Mais ce qui fonctionne dans le déplaisir peut aussi fonctionner à l’inverse. Sans quitter le phénomène en train de se jouer, qui est purement auto-réflexif. Cette femme, par exemple, celle qui regarde partout sauf la caméra, dont je vois le corps secoué de tensions irrépressibles liées au fait d’avoir à parler, et qui semble vouloir le faire avec mille précautions. Elle m’apparaît soudain sympathique. J’aurais presque envie de lui dire : t’inquiète pas, on est tous ridicules de toute façon dès qu’on est sur un écran, c’est juste un sale petit moment à passer.

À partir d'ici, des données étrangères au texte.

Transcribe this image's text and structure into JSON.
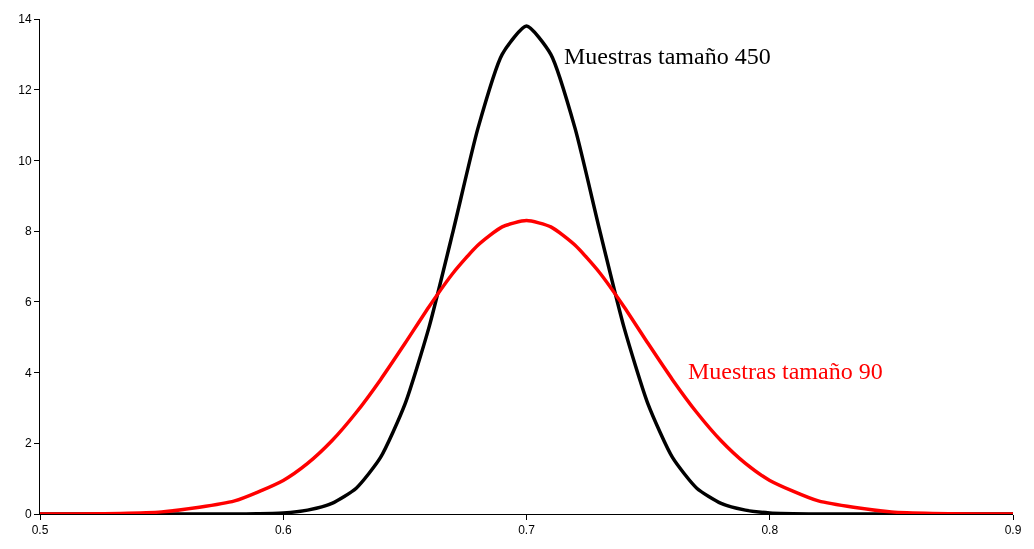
{
  "chart_data": {
    "type": "line",
    "x": [
      0.5,
      0.55,
      0.58,
      0.6,
      0.61,
      0.62,
      0.63,
      0.64,
      0.65,
      0.66,
      0.67,
      0.68,
      0.69,
      0.7,
      0.71,
      0.72,
      0.73,
      0.74,
      0.75,
      0.76,
      0.77,
      0.78,
      0.79,
      0.8,
      0.82,
      0.85,
      0.9
    ],
    "series": [
      {
        "color": "#000000",
        "values": [
          0,
          0,
          0,
          0.03,
          0.11,
          0.3,
          0.73,
          1.6,
          3.1,
          5.3,
          8.05,
          10.9,
          13.0,
          13.8,
          13.0,
          10.9,
          8.05,
          5.3,
          3.1,
          1.6,
          0.73,
          0.3,
          0.11,
          0.03,
          0,
          0,
          0
        ]
      },
      {
        "color": "#ff0000",
        "values": [
          0,
          0.06,
          0.37,
          0.95,
          1.43,
          2.07,
          2.87,
          3.8,
          4.82,
          5.87,
          6.83,
          7.6,
          8.12,
          8.3,
          8.12,
          7.6,
          6.83,
          5.87,
          4.82,
          3.8,
          2.87,
          2.07,
          1.43,
          0.95,
          0.37,
          0.06,
          0
        ]
      }
    ],
    "annotations": [
      "Muestras tamaño 450",
      "Muestras tamaño 90"
    ],
    "xlim": [
      0.5,
      0.9
    ],
    "xticks": [
      0.5,
      0.6,
      0.7,
      0.8,
      0.9
    ],
    "ylim": [
      0,
      14
    ],
    "yticks": [
      0,
      2,
      4,
      6,
      8,
      10,
      12,
      14
    ],
    "legend": false
  }
}
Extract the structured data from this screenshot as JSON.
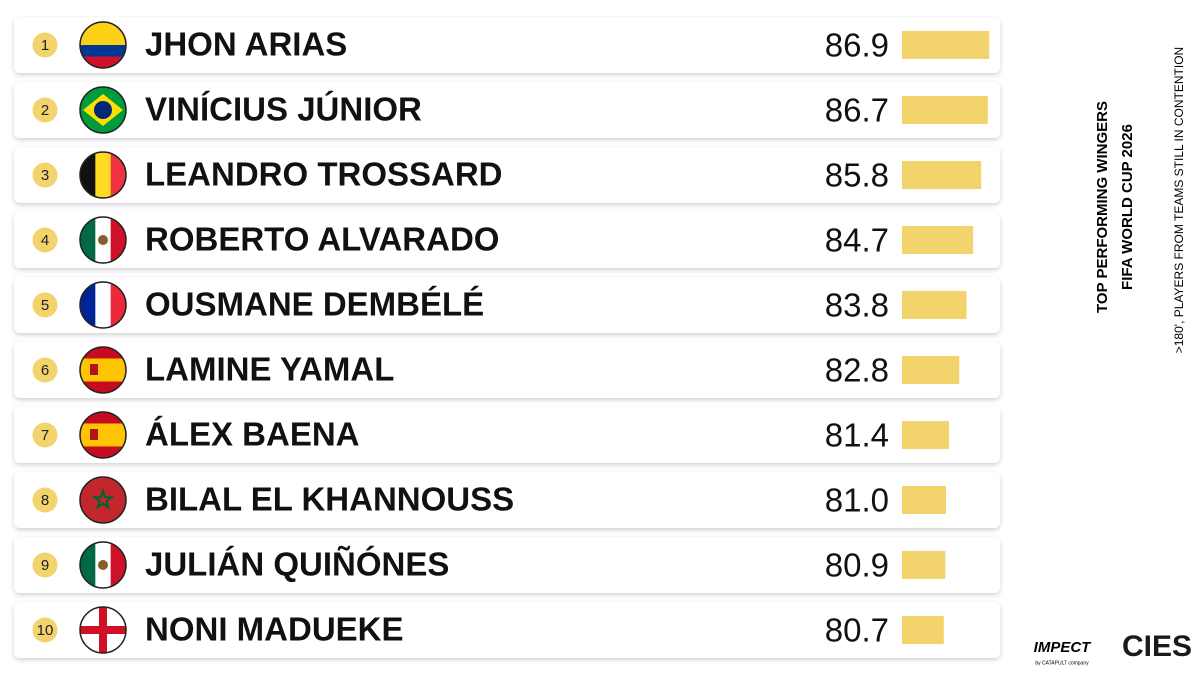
{
  "chart_data": {
    "type": "bar",
    "title": "TOP PERFORMING WINGERS",
    "subtitle": "FIFA WORLD CUP 2026",
    "note": ">180', PLAYERS FROM TEAMS STILL IN CONTENTION",
    "ranks": [
      1,
      2,
      3,
      4,
      5,
      6,
      7,
      8,
      9,
      10
    ],
    "categories": [
      "JHON ARIAS",
      "VINÍCIUS JÚNIOR",
      "LEANDRO TROSSARD",
      "ROBERTO ALVARADO",
      "OUSMANE DEMBÉLÉ",
      "LAMINE YAMAL",
      "ÁLEX BAENA",
      "BILAL EL KHANNOUSS",
      "JULIÁN QUIÑÓNES",
      "NONI MADUEKE"
    ],
    "values": [
      86.9,
      86.7,
      85.8,
      84.7,
      83.8,
      82.8,
      81.4,
      81.0,
      80.9,
      80.7
    ],
    "value_labels": [
      "86.9",
      "86.7",
      "85.8",
      "84.7",
      "83.8",
      "82.8",
      "81.4",
      "81.0",
      "80.9",
      "80.7"
    ],
    "xlim": [
      75,
      87
    ],
    "color": "#f3d36c",
    "logos": [
      "IMPECT",
      "by CATAPULT company",
      "CIES"
    ]
  }
}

Oui, il y a là une perception d’humanité nue, ou du moins peu vêtue, mal habillée. Mais ce n’est pas nouveau. Alors je creuse un peu plus. Ce malaise, je crois qu’il vient d’avant. Depuis des années, je me suis tenu à l’écart de ce genre de manifestations. Sans doute parce qu’un jour, après avoir assisté au replay d’une réunion où j’étais l’un des intervenants, je me suis trouvé profondément ridicule. Ce jugement, je ne l’ai jamais oublié. Il me colle. Et je dois bien admettre qu’il entrave depuis cette époque la simplicité de tous les échanges que je pourrais avoir dans ce genre de cadre. Peut-être même que c’est depuis cette position — celle du ridicule éprouvé — que je continue à regarder ces réunions se dérouler, sans penser à me reconnecter autrement, sans penser à changer de contexte, ni de point de vue.